Several mechanisms may explain the clinical benefit of MSCs treatment for patients with heart failure, including reductions in myocardial cell apoptosis, modulation of inflammation, myocardial fibrosis, neovascularization, and increased cell differentiation [35]. Incorporation of MSCs into tissues involves multiple processes consisting of cell recruitment, migration, and adhesion [36]. Umbilical cord MSCs have a high migration capacity and have shown a good response to serum in heart failure patients, thus this cell type might sense biological cues mediating the therapeutic effect by systemic delivery [20]. Our meta-analysis suggests that compared with control interventions for heart failure, MSC treatment is associated with significantly improved LVEF and reduced rehospitalization rates, but with no significant influence on cardiovascular death.

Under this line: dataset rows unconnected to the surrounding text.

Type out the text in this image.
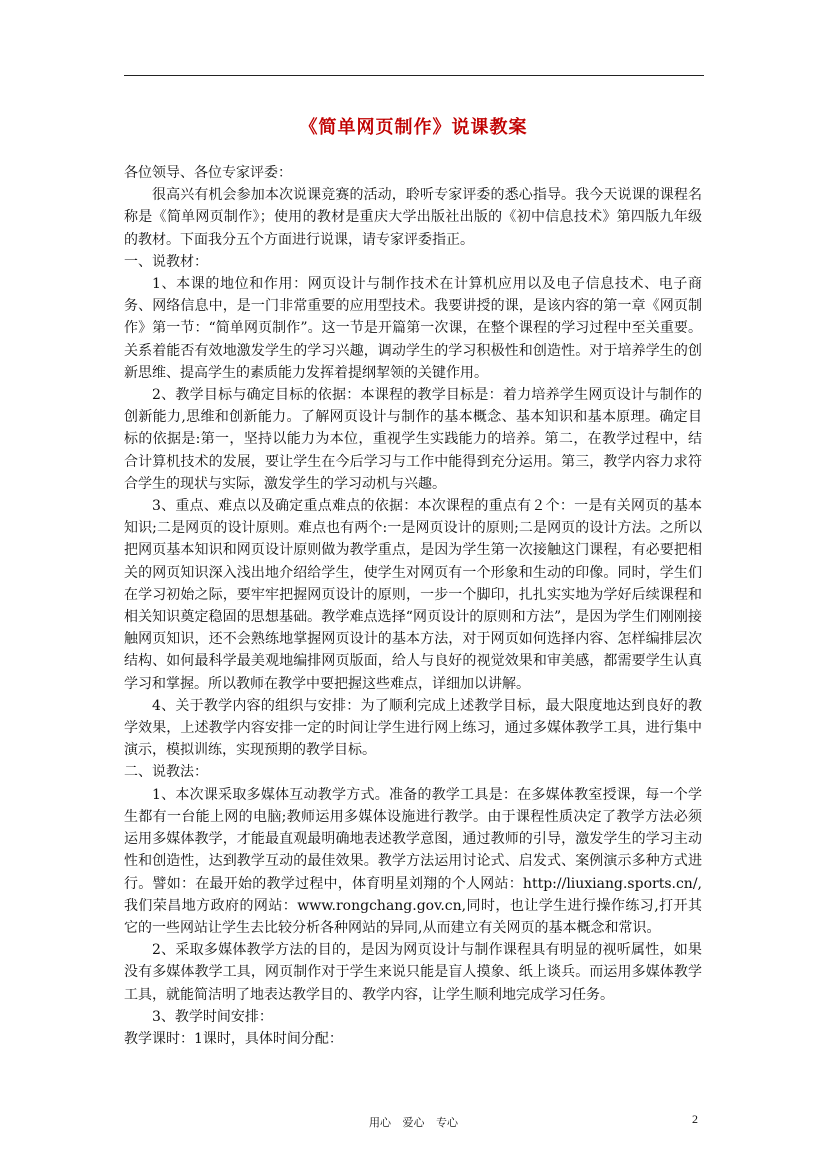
《简单网页制作》说课教案

各位领导、各位专家评委：

很高兴有机会参加本次说课竞赛的活动，聆听专家评委的悉心指导。我今天说课的课程名称是《简单网页制作》；使用的教材是重庆大学出版社出版的《初中信息技术》第四版九年级的教材。下面我分五个方面进行说课，请专家评委指正。

一、说教材：

1、本课的地位和作用：网页设计与制作技术在计算机应用以及电子信息技术、电子商务、网络信息中，是一门非常重要的应用型技术。我要讲授的课，是该内容的第一章《网页制作》第一节：“简单网页制作”。这一节是开篇第一次课，在整个课程的学习过程中至关重要。关系着能否有效地激发学生的学习兴趣，调动学生的学习积极性和创造性。对于培养学生的创新思维、提高学生的素质能力发挥着提纲挈领的关键作用。

2、教学目标与确定目标的依据：本课程的教学目标是：着力培养学生网页设计与制作的创新能力,思维和创新能力。了解网页设计与制作的基本概念、基本知识和基本原理。确定目标的依据是:第一，坚持以能力为本位，重视学生实践能力的培养。第二，在教学过程中，结合计算机技术的发展，要让学生在今后学习与工作中能得到充分运用。第三，教学内容力求符合学生的现状与实际，激发学生的学习动机与兴趣。

3、重点、难点以及确定重点难点的依据：本次课程的重点有２个：一是有关网页的基本知识;二是网页的设计原则。难点也有两个:一是网页设计的原则;二是网页的设计方法。之所以把网页基本知识和网页设计原则做为教学重点，是因为学生第一次接触这门课程，有必要把相关的网页知识深入浅出地介绍给学生，使学生对网页有一个形象和生动的印像。同时，学生们在学习初始之际，要牢牢把握网页设计的原则，一步一个脚印，扎扎实实地为学好后续课程和相关知识奠定稳固的思想基础。教学难点选择“网页设计的原则和方法”，是因为学生们刚刚接触网页知识，还不会熟练地掌握网页设计的基本方法，对于网页如何选择内容、怎样编排层次结构、如何最科学最美观地编排网页版面，给人与良好的视觉效果和审美感，都需要学生认真学习和掌握。所以教师在教学中要把握这些难点，详细加以讲解。

4、关于教学内容的组织与安排：为了顺利完成上述教学目标，最大限度地达到良好的教学效果，上述教学内容安排一定的时间让学生进行网上练习，通过多媒体教学工具，进行集中演示，模拟训练，实现预期的教学目标。

二、说教法：

1、本次课采取多媒体互动教学方式。准备的教学工具是：在多媒体教室授课，每一个学生都有一台能上网的电脑;教师运用多媒体设施进行教学。由于课程性质决定了教学方法必须运用多媒体教学，才能最直观最明确地表述教学意图，通过教师的引导，激发学生的学习主动性和创造性，达到教学互动的最佳效果。教学方法运用讨论式、启发式、案例演示多种方式进行。譬如：在最开始的教学过程中，体育明星刘翔的个人网站：http://liuxiang.sports.cn/,我们荣昌地方政府的网站：www.rongchang.gov.cn,同时，也让学生进行操作练习,打开其它的一些网站让学生去比较分析各种网站的异同,从而建立有关网页的基本概念和常识。

2、采取多媒体教学方法的目的，是因为网页设计与制作课程具有明显的视听属性，如果没有多媒体教学工具，网页制作对于学生来说只能是盲人摸象、纸上谈兵。而运用多媒体教学工具，就能简洁明了地表达教学目的、教学内容，让学生顺利地完成学习任务。

3、教学时间安排：

教学课时：1课时，具体时间分配：

用心 爱心 专心	2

Clinical trials have validated the safety of MSC-based therapies, with no increase observed in acute infusion toxicity, organ system complications, infection, death, or malignancy in treated patients [37, 38]. A phase 2 study confirmed the safety of intravenous administration of allogeneic MSCs (up to 5 × 106 cells/kg) in patients with acute myocardial infarction, as evidenced by no increase in adverse event rate and a decrease in hospitalization rate and arrhythmic events at the 6‑month follow-up [38]. In addition, the safety of the intravenous administration of ischemia-tolerant allogeneic MSCs has been evaluated in patients with nonischemic cardiomyopathy, and the results revealed no increase in death, hospitalizations, and serious adverse events at the 90-day follow-up [39]. There is no statistically significant difference in the incidence of myocardial infarction, the recurrence of heart failure, and total death between MSC treatment and control intervention for heart failure patients based on the results of this meta-analysis.

Limitations

This meta-analysis has several potential limitations that should be taken into account. First, our analysis is based on only six RCTs and five of them have a modest sample size (n < 100). Overestimation of the treatment effect is more likely in smaller trials compared with larger samples. Next, the trials involved allogeneic and autologous MSCs as well as umbilical cord MSCs administered by intravenous infusion, intracoronary transplantation, and intramyocardial injection in included RCTs, and these different cellular products and delivery routes may have some impact on the pooled results. Finally, the optimal cell sources and doses as well as the delivery routes remain undefined and future studies should focus on these issues.

Practical conclusion

MSC treatment can provide some benefits for patients with heart failure.